Reviewed July 2, 2026
Is Gruns worth it? My honest review at a glance
Gruns (stylized Grüns) took the greens-powder idea and turned it into gummy bears — a daily pack of 8 green gummies packing 60+ whole-food ingredients and 21+ vitamins and minerals, no shaker required. It's genuinely the tastiest, most convenient way to get a greens multivitamin, and kids love them. But there's added sugar in the original, the whole-food doses are more breadth than depth, and the subscription has real billing gotchas. Let's dig in.
I went through the formula, the sugar, whether it works, the brand, and the real feedback. Here's my honest take.
Gruns is a daily greens-plus-multivitamin in gummy form (8 gummies/pack, 60+ whole-food ingredients, 21+ vitamins/minerals, 6g prebiotic fiber). The upside: best-in-class taste, no mixing, vegan, disclosed vitamin doses, and kids will take them. The honest catches: the original has 8g added sugar per pack (a sugar-free allulose version costs more), the whole-food ingredient doses are breadth over depth (it doesn't replace vegetables), and it's subscription-first with reported billing/cancellation friction.
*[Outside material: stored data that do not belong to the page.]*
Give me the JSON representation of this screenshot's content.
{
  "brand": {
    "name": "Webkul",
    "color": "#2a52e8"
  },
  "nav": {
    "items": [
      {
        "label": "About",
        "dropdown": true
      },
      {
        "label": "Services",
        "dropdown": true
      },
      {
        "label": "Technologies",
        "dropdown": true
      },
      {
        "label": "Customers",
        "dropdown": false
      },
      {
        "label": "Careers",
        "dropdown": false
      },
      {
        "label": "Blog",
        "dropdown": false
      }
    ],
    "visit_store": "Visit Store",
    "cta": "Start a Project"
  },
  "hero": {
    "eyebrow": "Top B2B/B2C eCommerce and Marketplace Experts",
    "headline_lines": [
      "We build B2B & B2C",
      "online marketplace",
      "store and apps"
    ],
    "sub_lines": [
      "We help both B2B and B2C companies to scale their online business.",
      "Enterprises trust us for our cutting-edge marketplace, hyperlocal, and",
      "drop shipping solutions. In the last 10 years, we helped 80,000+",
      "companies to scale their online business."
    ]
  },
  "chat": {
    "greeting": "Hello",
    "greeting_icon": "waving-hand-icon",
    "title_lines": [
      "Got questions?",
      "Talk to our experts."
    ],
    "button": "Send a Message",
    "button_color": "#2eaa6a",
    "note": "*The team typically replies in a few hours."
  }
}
Convenient and legit — not magic.
The essentials of my Gruns review
My rating: 6.8/10 — the most convenient, best-tasting greens multivitamin, with an added-sugar and subscription caveat.
Key spec: 8 gummies a day, 60+ whole foods + 21 vitamins/minerals, 6g fiber.
| Detail | Gruns |
|---|---|
| Brand | Grüns (founded 2023 by Chad Janis; now Unilever-owned) |
| Format | Gummies — 1 daily pack (8 gummies), 28 packs per pouch |
| Formula | 60+ whole-food ingredients, 21+ vitamins/minerals, 6g prebiotic fiber |
| Sugar | 8g added sugar (Low-Sugar) / <0.5g (Sugar-Free, allulose) |
| Price | $59.99/mo subscribe (~$2.14/day); $79.99 one-time |
| Diet | Vegan, gluten/dairy/nut-free, non-GMO, pectin (no gelatin) |
✅ What I liked
- ✅ Genuinely tasty, grab-and-go gummies — no shaker, no fridge, easy to actually take daily.
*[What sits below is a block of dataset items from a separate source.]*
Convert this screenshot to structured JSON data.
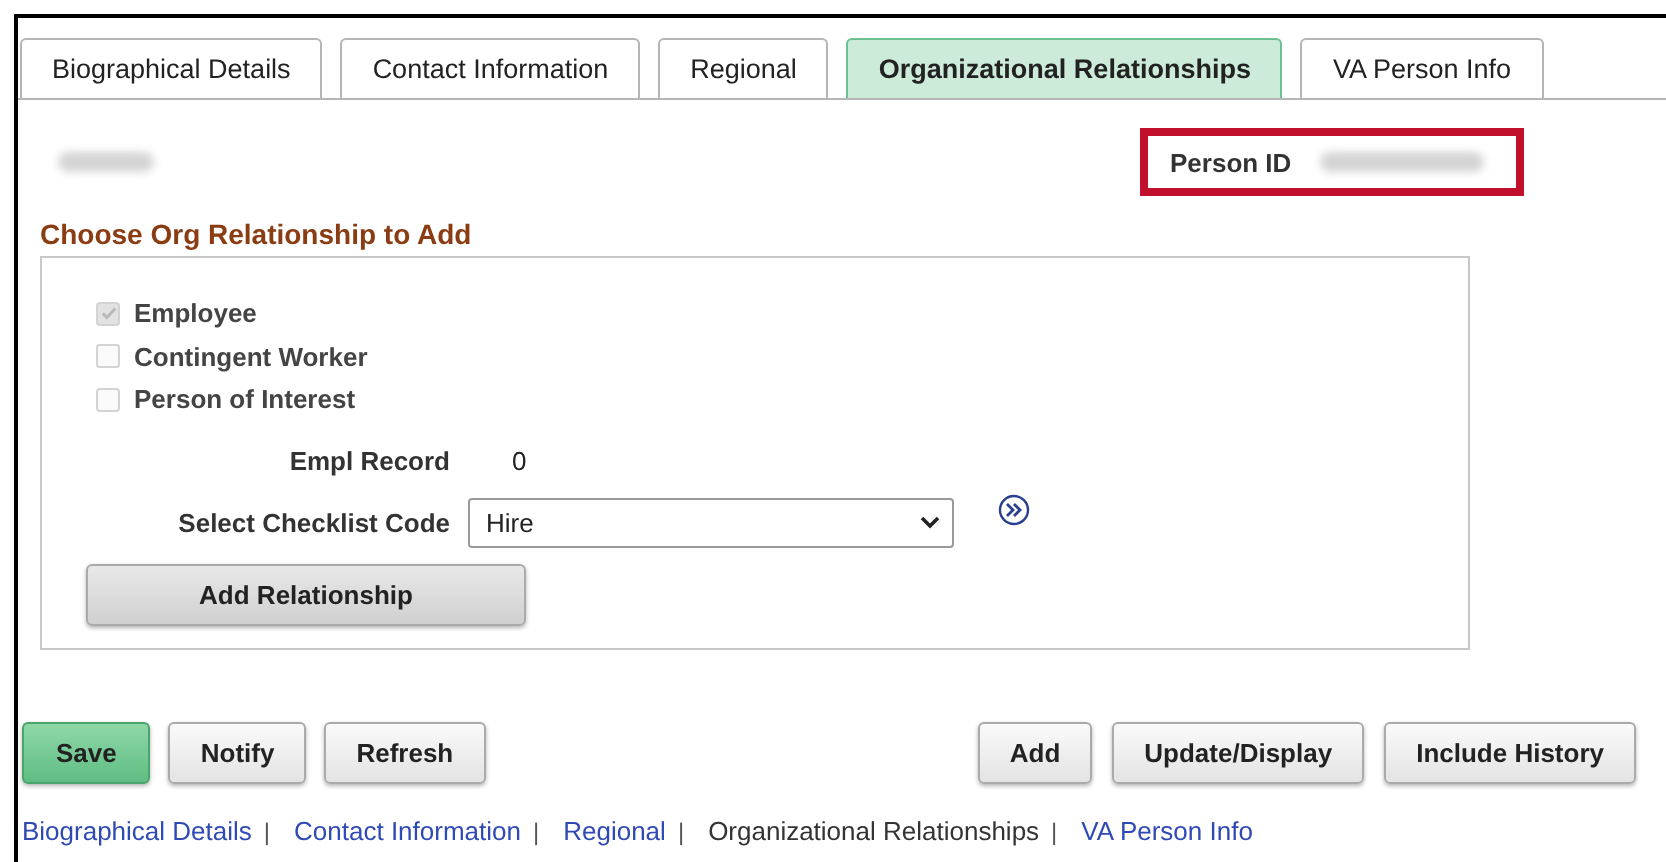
{
  "tabs": [
    {
      "label": "Biographical Details",
      "selected": false
    },
    {
      "label": "Contact Information",
      "selected": false
    },
    {
      "label": "Regional",
      "selected": false
    },
    {
      "label": "Organizational Relationships",
      "selected": true
    },
    {
      "label": "VA Person Info",
      "selected": false
    }
  ],
  "person_id": {
    "label": "Person ID",
    "highlighted": true
  },
  "section_title": "Choose Org Relationship to Add",
  "relationships": [
    {
      "label": "Employee",
      "checked": true
    },
    {
      "label": "Contingent Worker",
      "checked": false
    },
    {
      "label": "Person of Interest",
      "checked": false
    }
  ],
  "empl_record": {
    "label": "Empl Record",
    "value": "0"
  },
  "checklist": {
    "label": "Select Checklist Code",
    "value": "Hire"
  },
  "add_relationship_button": "Add Relationship",
  "left_buttons": [
    {
      "label": "Save",
      "kind": "primary"
    },
    {
      "label": "Notify",
      "kind": "normal"
    },
    {
      "label": "Refresh",
      "kind": "normal"
    }
  ],
  "right_buttons": [
    "Add",
    "Update/Display",
    "Include History"
  ],
  "footer_links": [
    {
      "label": "Biographical Details",
      "selected": false
    },
    {
      "label": "Contact Information",
      "selected": false
    },
    {
      "label": "Regional",
      "selected": false
    },
    {
      "label": "Organizational Relationships",
      "selected": true
    },
    {
      "label": "VA Person Info",
      "selected": false
    }
  ],
  "separator": "|"
}
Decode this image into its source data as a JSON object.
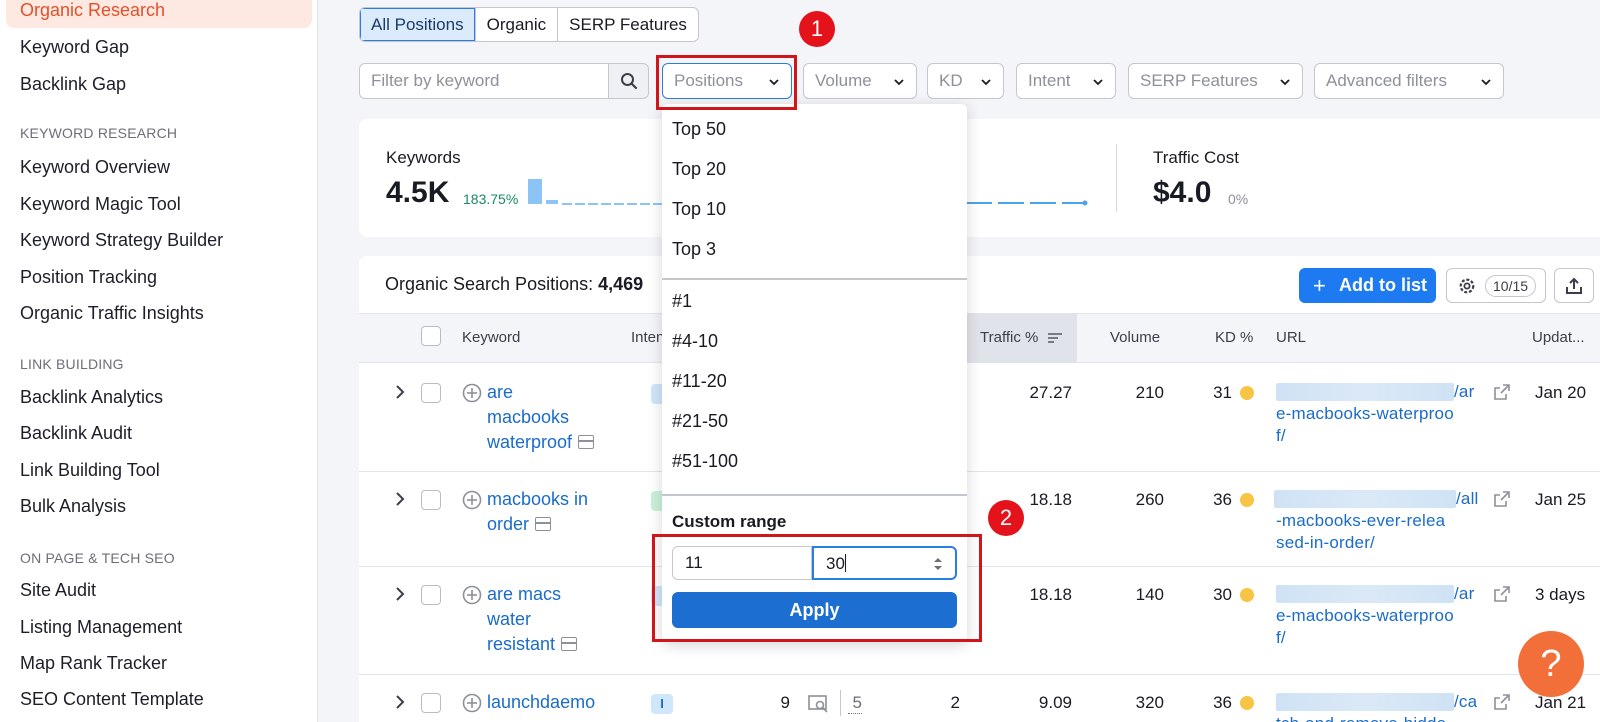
{
  "sidebar": {
    "active_item": "Organic Research",
    "items_top": [
      "Keyword Gap",
      "Backlink Gap"
    ],
    "sections": [
      {
        "title": "KEYWORD RESEARCH",
        "items": [
          "Keyword Overview",
          "Keyword Magic Tool",
          "Keyword Strategy Builder",
          "Position Tracking",
          "Organic Traffic Insights"
        ]
      },
      {
        "title": "LINK BUILDING",
        "items": [
          "Backlink Analytics",
          "Backlink Audit",
          "Link Building Tool",
          "Bulk Analysis"
        ]
      },
      {
        "title": "ON PAGE & TECH SEO",
        "items": [
          "Site Audit",
          "Listing Management",
          "Map Rank Tracker",
          "SEO Content Template"
        ]
      }
    ]
  },
  "tabs": [
    "All Positions",
    "Organic",
    "SERP Features"
  ],
  "filters": {
    "keyword_placeholder": "Filter by keyword",
    "positions": "Positions",
    "volume": "Volume",
    "kd": "KD",
    "intent": "Intent",
    "serp_features": "SERP Features",
    "advanced": "Advanced filters"
  },
  "overview": {
    "keywords_label": "Keywords",
    "keywords_value": "4.5K",
    "keywords_change": "183.75%",
    "traffic_cost_label": "Traffic Cost",
    "traffic_cost_value": "$4.0",
    "traffic_cost_change": "0%"
  },
  "table": {
    "title_prefix": "Organic Search Positions: ",
    "title_count": "4,469",
    "add_button": "Add to list",
    "columns_count": "10/15",
    "headers": {
      "keyword": "Keyword",
      "intent": "Inten",
      "traffic": "Traffic %",
      "volume": "Volume",
      "kd": "KD %",
      "url": "URL",
      "updated": "Updat..."
    },
    "rows": [
      {
        "kw_lines": [
          "are",
          "macbooks",
          "waterproof"
        ],
        "intent": "",
        "traffic": "27.27",
        "volume": "210",
        "kd": "31",
        "url_lines": [
          "/ar",
          "e-macbooks-waterproo",
          "f/"
        ],
        "date": "Jan 20"
      },
      {
        "kw_lines": [
          "macbooks in",
          "order"
        ],
        "intent": "",
        "traffic": "18.18",
        "volume": "260",
        "kd": "36",
        "url_lines": [
          "/all",
          "-macbooks-ever-relea",
          "sed-in-order/"
        ],
        "date": "Jan 25"
      },
      {
        "kw_lines": [
          "are macs",
          "water",
          "resistant"
        ],
        "intent": "",
        "traffic": "18.18",
        "volume": "140",
        "kd": "30",
        "url_lines": [
          "/ar",
          "e-macbooks-waterproo",
          "f/"
        ],
        "date": "3 days"
      },
      {
        "kw_lines": [
          "launchdaemo"
        ],
        "intent": "I",
        "pos": "9",
        "pos_prev": "5",
        "diff": "2",
        "traffic": "9.09",
        "volume": "320",
        "kd": "36",
        "url_lines": [
          "/ca",
          "tch-and-remove-hidde"
        ],
        "date": "Jan 21"
      }
    ]
  },
  "positions_menu": {
    "tops": [
      "Top 50",
      "Top 20",
      "Top 10",
      "Top 3"
    ],
    "ranges": [
      "#1",
      "#4-10",
      "#11-20",
      "#21-50",
      "#51-100"
    ],
    "custom_label": "Custom range",
    "from_value": "11",
    "to_value": "30",
    "apply": "Apply"
  },
  "annotations": [
    "1",
    "2"
  ],
  "help_label": "?",
  "colors": {
    "accent": "#1d7af1",
    "annotation": "#d0151b",
    "active_nav": "#e3502a",
    "help": "#f36f3a"
  }
}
- ✅ Real, disclosed 21+ vitamins and minerals (functions like a whole-food multivitamin) plus 6g prebiotic fiber.
- ✅ Vegan, allergen-friendly, pectin-based (no gelatin), full ingredient list published.
- ✅ Great for greens-haters and, with the kids' version, for children.
❌ What held it back
- ❌ 8g added sugar in the original (the sugar-free allulose version costs ~$10 more).
- ❌ Whole-food ingredient doses are breadth over depth — it doesn't replace eating vegetables.
- ❌ Subscription-first with reported billing/cancellation friction (surprise renewals, hard to cancel).
💡 There's a 30-day guarantee — but note the subscription auto-renews; watch the cadence.
In this Gruns review:
- What's inside
- How much sugar is in Gruns?
- Does it actually work (and replace greens)?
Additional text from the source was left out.